The same day this agreement was reached, a universal credit adviser posted a message and letter on his online journal, according to the particulars of claim.
Helpline and jobcentre staff continued to breach the agreement over the next year.
On at least two occasions he was given a new case manager, who then refused to accept the reasonable adjustments that had previously been agreed.
The distress caused by his treatment has led to him needing emergency treatment for suicidal thoughts on three occasions.
On numerous occasions, he has dictated a complaint over the telephone, only for DWP to fail to investigate it.
Disability News Service has counted more than 40 times over two years in which a promise made by DWP staff was then broken, often many times over, according to George’s particulars of claim.

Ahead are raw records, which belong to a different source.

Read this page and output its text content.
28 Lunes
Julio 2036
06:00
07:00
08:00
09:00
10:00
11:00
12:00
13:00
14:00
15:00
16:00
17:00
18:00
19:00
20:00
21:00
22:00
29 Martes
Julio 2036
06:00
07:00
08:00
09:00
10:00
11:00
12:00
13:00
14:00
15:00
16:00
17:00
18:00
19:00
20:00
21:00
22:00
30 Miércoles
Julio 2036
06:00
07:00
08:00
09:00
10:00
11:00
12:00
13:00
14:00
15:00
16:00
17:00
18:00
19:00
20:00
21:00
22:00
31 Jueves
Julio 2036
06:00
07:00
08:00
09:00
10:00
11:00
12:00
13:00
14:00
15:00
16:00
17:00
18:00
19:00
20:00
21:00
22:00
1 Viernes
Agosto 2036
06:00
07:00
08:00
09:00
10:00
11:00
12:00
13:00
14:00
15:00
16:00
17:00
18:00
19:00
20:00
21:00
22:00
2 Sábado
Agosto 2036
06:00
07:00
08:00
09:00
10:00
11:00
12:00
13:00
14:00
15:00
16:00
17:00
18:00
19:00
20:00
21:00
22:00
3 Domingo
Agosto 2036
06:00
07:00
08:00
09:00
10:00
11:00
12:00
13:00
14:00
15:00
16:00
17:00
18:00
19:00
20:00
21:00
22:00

Despite DWP finally agreeing to move him across to a telephone claim – as a result of his legal action – he said he was still being denied the reasonable adjustments he needs, and is still being asked to respond online.
George said he was “extremely concerned” by DWP’s actions.
He said: “It just shows they have not learned their lessons.
“They have conceded my case, but that doesn’t change anything for other people.
“If they are admitting they did this to me, why aren’t they looking at the system as a whole?
“I think this is happening to potentially thousands of other disabled people.
“I am quite a fighter so I have fought this in the courts, but other people will not have that fight.
“I was hoping they would change their ways.
“It appears they have conceded my case, but does that change the system overall for other people? No.
“There doesn’t seem to be any kind of remorse or action being taken to change the situation generally.
“What’s it going to take for them to make those changes?”
A DWP spokesperson said: “We cannot comment on active legal proceedings.”